UMass-Lowell vs. Cornell: The River Hawks have been a consistent participant in the NCAAs in the last few years and this year’s team brings some great scorers with it in Joe Gambardella and C.J. Smith. Lowell also has the sixth-best offense and is third nationally on the power play, so it’s clear that the Hawks can put the puck in the net. Lowell is also solid on the defensive side of the puck with a 10th-ranked penalty kill and that overall balance will be tough for Cornell to handle. The Big Red is a solid team that is defensively savvy, but they’re mediocre on special teams and weak offensively. That’s going to hurt them badly as Lowell rolls 5-1.
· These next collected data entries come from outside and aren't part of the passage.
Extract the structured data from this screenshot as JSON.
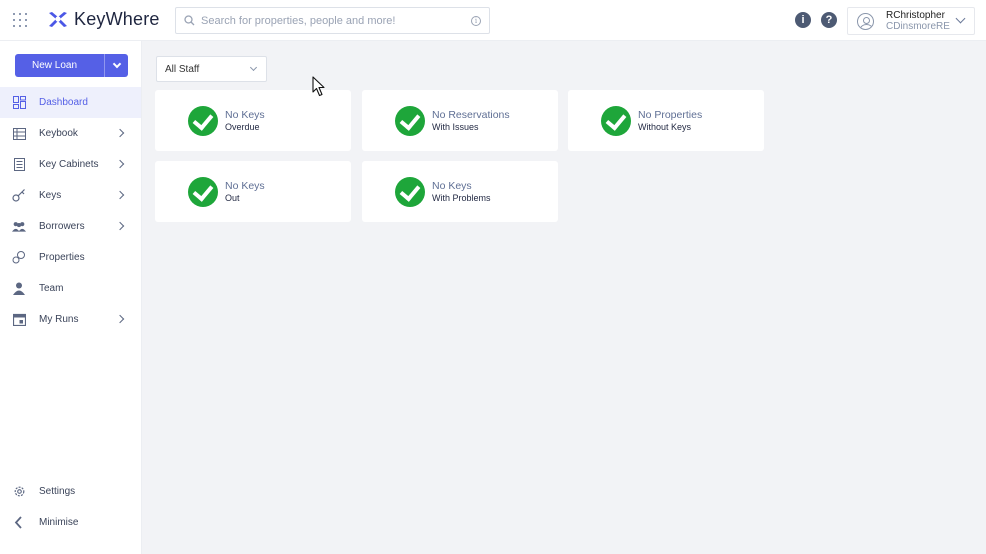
{
  "app": {
    "name": "KeyWhere",
    "brand_color": "#5560e6"
  },
  "header": {
    "search": {
      "placeholder": "Search for properties, people and more!"
    },
    "icons": [
      "apps-grid-icon",
      "info-icon",
      "help-icon"
    ],
    "user": {
      "name": "RChristopher",
      "org": "CDinsmoreRE"
    }
  },
  "sidebar": {
    "new_loan_label": "New Loan",
    "items": [
      {
        "label": "Dashboard",
        "icon": "dashboard-icon",
        "active": true,
        "has_children": false
      },
      {
        "label": "Keybook",
        "icon": "keybook-icon",
        "active": false,
        "has_children": true
      },
      {
        "label": "Key Cabinets",
        "icon": "cabinet-icon",
        "active": false,
        "has_children": true
      },
      {
        "label": "Keys",
        "icon": "key-icon",
        "active": false,
        "has_children": true
      },
      {
        "label": "Borrowers",
        "icon": "people-icon",
        "active": false,
        "has_children": true
      },
      {
        "label": "Properties",
        "icon": "properties-icon",
        "active": false,
        "has_children": false
      },
      {
        "label": "Team",
        "icon": "person-icon",
        "active": false,
        "has_children": false
      },
      {
        "label": "My Runs",
        "icon": "calendar-icon",
        "active": false,
        "has_children": true
      }
    ],
    "bottom": [
      {
        "label": "Settings",
        "icon": "gear-icon"
      },
      {
        "label": "Minimise",
        "icon": "chevron-left-icon"
      }
    ]
  },
  "main": {
    "filter": {
      "selected": "All Staff"
    },
    "cards": [
      {
        "title": "No Keys",
        "subtitle": "Overdue",
        "status_color": "#1ea63a"
      },
      {
        "title": "No Reservations",
        "subtitle": "With Issues",
        "status_color": "#1ea63a"
      },
      {
        "title": "No Properties",
        "subtitle": "Without Keys",
        "status_color": "#1ea63a"
      },
      {
        "title": "No Keys",
        "subtitle": "Out",
        "status_color": "#1ea63a"
      },
      {
        "title": "No Keys",
        "subtitle": "With Problems",
        "status_color": "#1ea63a"
      }
    ]
  }
}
The regional final has the capability to be an offensive slugfest, but it won’t be. Lowell stuffs the Gophers’ power play and puts in a couple of goals in early on netminders Eric Schierhorn. Minnesota can’t recover from that and Hawks head to Chicago with a 5-2 win.
Harvard vs. Providence: If you like offense, you’ll love the high-powered Ivy Leaguers. The Crimson led the nation with an average of more than four goals per game and closed out their regular season with 14 straight victories, including the ECAC title. As a result, Harvard landed the top seed in the bracket and its reward is to play the 2015 national champion in its backyard. The Friars are a solid team with a good defense (12th in the nation) and penalty kill, but the Crimson are too strong and won’t falter under a biased crowd. Harvard wins 4-2.
Western Michigan vs. Air Force: The Broncos were a bit of a surprise this year as they made the national tournament for the first time since 2012. Western sits in the top 10 in team offense with five players that can put the puck in the net, including 20-goal man Matheson Iacopelli. However, the Broncos are coming in a little inconsistent as it took three games for them to get through a very “meh” Nebraska-Omaha team and lost back-to-back games to Minnesota-Duluth and Denver at the NCHC Tournament. Air Force is known for its defense (fourth overall), its nation-leading penalty kill, and its ability to win tight games. Falcons goalie Shane Starrett has also had a great year with a 1.89 GAA, so this game could be a fun one. Western may be favored, but I think Air Force’s stingy defense stymies it down the stretch. Atlantic Hockey is also notorious for pulling upsets and the Falcons deliver another one with a 2-1 victory.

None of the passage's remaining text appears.